I read a study recently that only 12% of the Internet population uses RSS. That isn’t surprising because, as you touch on in your question, accessing RSS feeds requires jumping over a few technical hurdles.

First off, you need some sort of feed reader (also known as a feed aggregator) – that is the software or service that monitors RSS feeds and notifies you when sites get updated.

Here are comprehensive lists of feed readers for Windows and Mac. Some are free, but many cost money.

Bloglines, the service you are using to manage your blog, also doubles as a web-based feed reading service.

There is talk that the new version of Internet Explorer will have feed reading built in. Mac users already have this with their browser – Safari. And if you are a FireFox user, the feature is known as Live Bookmarks.

Anyway, for the average user it is pretty confusing. Which is probably why only 12% use RSS feeds.

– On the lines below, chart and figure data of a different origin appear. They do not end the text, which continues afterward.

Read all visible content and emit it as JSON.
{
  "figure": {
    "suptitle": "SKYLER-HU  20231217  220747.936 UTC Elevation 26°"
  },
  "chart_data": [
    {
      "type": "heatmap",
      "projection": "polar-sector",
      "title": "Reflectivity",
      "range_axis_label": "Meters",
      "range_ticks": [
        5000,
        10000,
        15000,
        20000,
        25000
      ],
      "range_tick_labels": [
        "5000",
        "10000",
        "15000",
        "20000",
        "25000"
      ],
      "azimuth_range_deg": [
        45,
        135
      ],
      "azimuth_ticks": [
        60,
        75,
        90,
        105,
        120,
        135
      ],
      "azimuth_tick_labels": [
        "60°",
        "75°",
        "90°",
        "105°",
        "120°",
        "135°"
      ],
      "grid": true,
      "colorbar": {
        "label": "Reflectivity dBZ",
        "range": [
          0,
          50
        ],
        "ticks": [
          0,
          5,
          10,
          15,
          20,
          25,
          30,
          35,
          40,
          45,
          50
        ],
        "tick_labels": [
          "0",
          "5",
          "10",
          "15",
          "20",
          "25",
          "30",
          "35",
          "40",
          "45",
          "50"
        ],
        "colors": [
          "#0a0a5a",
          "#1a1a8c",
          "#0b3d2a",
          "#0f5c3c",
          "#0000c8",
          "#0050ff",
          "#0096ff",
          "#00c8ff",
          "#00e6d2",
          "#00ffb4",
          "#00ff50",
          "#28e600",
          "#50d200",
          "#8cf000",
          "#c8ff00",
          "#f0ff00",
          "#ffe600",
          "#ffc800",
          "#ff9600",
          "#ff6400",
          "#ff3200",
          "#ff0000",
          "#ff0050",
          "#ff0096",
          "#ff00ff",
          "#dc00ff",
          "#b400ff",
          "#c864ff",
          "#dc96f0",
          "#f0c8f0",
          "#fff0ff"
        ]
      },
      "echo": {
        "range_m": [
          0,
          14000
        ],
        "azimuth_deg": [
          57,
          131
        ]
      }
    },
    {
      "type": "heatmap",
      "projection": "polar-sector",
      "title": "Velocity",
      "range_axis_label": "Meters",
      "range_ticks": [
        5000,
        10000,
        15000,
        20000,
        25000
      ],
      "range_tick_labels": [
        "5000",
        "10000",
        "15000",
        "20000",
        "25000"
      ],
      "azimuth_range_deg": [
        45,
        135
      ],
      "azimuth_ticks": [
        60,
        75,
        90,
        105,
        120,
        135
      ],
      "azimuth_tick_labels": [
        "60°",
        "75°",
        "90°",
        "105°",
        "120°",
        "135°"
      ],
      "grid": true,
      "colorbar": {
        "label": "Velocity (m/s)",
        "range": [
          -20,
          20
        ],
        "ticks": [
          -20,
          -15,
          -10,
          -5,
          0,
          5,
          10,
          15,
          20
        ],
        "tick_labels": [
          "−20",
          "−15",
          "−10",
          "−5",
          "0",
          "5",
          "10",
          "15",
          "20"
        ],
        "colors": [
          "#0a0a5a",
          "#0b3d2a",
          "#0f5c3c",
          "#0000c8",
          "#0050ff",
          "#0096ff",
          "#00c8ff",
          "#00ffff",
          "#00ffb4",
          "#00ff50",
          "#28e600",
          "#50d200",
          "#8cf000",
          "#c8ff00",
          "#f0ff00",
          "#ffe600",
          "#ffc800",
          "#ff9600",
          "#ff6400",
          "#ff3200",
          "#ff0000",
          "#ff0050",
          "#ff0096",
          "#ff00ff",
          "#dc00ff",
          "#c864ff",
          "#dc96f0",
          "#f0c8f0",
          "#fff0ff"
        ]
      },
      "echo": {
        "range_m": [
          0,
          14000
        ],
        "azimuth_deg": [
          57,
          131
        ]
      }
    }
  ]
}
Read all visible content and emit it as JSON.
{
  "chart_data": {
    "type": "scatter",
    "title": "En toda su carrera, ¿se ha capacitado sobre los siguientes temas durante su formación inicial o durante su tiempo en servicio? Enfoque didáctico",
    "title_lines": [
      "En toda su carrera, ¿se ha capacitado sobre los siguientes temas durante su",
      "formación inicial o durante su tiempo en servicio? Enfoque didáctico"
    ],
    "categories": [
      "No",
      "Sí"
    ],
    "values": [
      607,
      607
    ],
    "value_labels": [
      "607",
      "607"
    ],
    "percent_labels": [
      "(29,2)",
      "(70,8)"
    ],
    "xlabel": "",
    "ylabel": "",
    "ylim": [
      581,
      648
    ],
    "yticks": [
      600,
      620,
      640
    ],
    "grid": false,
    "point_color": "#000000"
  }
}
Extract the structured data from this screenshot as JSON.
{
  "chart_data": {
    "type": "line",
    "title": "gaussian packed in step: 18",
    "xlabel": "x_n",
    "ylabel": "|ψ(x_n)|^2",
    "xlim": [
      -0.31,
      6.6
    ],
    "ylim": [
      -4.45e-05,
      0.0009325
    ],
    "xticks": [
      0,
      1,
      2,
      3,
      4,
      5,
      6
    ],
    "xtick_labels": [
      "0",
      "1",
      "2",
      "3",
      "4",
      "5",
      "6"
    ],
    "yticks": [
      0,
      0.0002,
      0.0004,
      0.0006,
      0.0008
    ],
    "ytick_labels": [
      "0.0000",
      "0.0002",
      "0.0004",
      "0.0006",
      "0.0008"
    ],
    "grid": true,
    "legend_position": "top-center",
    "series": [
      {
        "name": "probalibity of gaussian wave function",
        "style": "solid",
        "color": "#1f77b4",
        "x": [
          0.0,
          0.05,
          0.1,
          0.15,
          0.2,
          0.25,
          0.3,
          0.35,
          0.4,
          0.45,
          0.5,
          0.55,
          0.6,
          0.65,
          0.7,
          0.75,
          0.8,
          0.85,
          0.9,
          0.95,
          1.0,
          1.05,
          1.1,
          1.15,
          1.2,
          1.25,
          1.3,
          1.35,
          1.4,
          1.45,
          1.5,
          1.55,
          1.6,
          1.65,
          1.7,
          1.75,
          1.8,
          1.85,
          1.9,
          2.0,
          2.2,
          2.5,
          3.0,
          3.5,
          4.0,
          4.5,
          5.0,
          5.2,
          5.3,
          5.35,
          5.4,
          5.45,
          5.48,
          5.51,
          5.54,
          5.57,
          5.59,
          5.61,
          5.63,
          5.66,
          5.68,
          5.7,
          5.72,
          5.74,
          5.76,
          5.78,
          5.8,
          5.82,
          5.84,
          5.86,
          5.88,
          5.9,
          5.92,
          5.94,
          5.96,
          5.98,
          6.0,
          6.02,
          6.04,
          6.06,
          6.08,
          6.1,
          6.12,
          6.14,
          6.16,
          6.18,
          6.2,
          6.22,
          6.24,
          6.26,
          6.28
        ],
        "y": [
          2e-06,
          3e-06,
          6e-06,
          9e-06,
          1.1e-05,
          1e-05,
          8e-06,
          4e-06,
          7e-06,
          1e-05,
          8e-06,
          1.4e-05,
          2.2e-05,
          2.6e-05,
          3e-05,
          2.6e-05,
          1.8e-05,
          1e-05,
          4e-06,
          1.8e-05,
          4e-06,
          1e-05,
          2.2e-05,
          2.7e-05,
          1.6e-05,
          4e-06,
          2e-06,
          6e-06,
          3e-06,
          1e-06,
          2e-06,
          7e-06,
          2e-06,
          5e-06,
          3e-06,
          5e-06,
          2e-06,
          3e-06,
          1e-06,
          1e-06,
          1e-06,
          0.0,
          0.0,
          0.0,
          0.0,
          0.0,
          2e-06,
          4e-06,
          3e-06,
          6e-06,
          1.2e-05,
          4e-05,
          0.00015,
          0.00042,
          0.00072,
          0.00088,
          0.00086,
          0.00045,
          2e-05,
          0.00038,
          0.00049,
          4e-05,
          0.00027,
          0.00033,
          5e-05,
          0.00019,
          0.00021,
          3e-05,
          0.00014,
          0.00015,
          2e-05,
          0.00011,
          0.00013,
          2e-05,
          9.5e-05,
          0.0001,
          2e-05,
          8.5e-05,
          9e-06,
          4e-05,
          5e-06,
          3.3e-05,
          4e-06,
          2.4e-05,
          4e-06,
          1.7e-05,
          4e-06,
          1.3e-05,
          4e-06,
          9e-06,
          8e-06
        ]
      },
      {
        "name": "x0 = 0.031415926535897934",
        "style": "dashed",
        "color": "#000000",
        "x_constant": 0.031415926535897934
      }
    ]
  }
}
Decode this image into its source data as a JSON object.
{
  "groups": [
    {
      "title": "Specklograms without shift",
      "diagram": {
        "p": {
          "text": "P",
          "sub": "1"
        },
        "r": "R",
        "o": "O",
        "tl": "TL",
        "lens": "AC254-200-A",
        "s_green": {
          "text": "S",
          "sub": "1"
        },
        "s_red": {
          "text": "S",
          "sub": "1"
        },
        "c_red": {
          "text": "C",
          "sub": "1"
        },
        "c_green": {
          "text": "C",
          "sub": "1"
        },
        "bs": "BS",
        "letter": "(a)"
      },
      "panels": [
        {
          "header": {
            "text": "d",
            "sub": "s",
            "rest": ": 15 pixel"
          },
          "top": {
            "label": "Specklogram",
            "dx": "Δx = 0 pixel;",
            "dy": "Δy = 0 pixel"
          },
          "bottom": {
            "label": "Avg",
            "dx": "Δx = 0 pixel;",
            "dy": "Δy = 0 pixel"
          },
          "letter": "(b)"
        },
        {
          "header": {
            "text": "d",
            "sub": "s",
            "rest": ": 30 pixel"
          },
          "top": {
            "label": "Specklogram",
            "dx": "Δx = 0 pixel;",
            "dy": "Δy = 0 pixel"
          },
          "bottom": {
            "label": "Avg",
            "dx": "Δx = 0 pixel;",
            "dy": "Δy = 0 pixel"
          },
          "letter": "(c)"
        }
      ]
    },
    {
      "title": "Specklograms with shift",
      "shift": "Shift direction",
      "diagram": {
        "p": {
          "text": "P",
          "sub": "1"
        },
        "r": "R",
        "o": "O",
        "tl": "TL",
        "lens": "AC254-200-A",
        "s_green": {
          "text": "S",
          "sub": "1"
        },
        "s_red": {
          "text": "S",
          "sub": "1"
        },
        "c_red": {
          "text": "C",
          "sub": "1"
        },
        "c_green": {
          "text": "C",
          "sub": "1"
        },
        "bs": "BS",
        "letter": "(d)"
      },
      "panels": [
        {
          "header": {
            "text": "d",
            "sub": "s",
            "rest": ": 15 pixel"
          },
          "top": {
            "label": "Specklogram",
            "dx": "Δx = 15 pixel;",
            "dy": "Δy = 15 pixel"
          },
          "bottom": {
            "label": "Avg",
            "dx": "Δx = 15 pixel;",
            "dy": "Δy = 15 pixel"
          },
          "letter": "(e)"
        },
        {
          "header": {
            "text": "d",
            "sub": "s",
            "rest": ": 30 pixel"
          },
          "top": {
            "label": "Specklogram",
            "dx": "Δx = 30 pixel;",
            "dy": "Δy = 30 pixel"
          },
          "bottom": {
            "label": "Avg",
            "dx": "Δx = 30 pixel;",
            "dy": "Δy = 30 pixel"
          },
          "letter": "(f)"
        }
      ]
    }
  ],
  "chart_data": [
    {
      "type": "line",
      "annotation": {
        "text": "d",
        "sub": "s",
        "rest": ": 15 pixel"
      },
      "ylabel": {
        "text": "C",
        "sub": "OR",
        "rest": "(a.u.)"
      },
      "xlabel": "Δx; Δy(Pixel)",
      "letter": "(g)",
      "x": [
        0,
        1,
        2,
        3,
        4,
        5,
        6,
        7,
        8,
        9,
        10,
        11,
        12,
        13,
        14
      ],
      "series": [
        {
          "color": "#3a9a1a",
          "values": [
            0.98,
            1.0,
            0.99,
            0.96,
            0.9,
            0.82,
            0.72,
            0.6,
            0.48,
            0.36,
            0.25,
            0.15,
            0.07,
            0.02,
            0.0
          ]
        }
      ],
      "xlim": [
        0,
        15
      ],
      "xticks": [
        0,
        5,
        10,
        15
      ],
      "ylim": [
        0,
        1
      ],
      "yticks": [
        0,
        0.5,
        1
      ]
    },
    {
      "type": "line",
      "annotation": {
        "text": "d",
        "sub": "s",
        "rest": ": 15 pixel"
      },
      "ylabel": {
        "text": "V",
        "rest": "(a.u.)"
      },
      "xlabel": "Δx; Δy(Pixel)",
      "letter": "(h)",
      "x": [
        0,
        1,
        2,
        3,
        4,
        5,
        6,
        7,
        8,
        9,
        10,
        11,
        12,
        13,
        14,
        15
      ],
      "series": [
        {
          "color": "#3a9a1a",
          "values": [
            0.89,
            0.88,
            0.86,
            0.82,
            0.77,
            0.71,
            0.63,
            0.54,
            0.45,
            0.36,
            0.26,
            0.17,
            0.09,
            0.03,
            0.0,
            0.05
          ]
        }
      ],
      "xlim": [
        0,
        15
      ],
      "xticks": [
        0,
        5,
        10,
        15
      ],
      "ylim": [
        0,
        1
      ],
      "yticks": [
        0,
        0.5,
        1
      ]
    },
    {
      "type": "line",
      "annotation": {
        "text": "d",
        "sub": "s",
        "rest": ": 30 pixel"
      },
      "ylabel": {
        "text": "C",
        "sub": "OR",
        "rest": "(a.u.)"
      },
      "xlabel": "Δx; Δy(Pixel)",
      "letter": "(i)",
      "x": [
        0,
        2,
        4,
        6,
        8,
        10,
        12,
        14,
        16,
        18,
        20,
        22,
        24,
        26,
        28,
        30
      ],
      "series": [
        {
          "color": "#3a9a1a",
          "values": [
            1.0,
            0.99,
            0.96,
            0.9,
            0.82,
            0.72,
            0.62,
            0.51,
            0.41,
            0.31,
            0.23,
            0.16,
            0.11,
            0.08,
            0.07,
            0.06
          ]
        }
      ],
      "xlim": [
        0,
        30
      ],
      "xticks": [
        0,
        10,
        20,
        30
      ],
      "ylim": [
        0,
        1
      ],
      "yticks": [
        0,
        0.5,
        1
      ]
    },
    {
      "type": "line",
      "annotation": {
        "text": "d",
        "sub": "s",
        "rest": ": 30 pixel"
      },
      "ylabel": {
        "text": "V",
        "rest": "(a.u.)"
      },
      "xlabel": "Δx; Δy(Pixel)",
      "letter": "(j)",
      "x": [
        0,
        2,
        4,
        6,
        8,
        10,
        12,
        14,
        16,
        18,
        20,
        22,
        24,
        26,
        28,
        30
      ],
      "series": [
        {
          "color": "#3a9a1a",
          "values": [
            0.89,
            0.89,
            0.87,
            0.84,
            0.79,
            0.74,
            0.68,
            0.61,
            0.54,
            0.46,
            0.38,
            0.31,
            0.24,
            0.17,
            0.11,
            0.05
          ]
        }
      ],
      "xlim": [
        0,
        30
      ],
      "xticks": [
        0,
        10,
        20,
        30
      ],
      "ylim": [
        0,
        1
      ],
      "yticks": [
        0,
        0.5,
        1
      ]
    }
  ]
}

I’ve recently found a service that basically emails you when a blog is updated. Blog owners can offer this to their readers. I have it on this blog (you can see the blank on the right under the heading “Enter Email Address:”. It is called FeedBlitz . The basic service is free. You can subscribe to the pay service to customize the emails that are sent out.

If you decide to add FeedBlitz to your blog, you can add it via the FeedBurner service. FeedBurner allows you to monitor who subscribes to your RSS feed, as well as add all sorts of neat features to enhance it.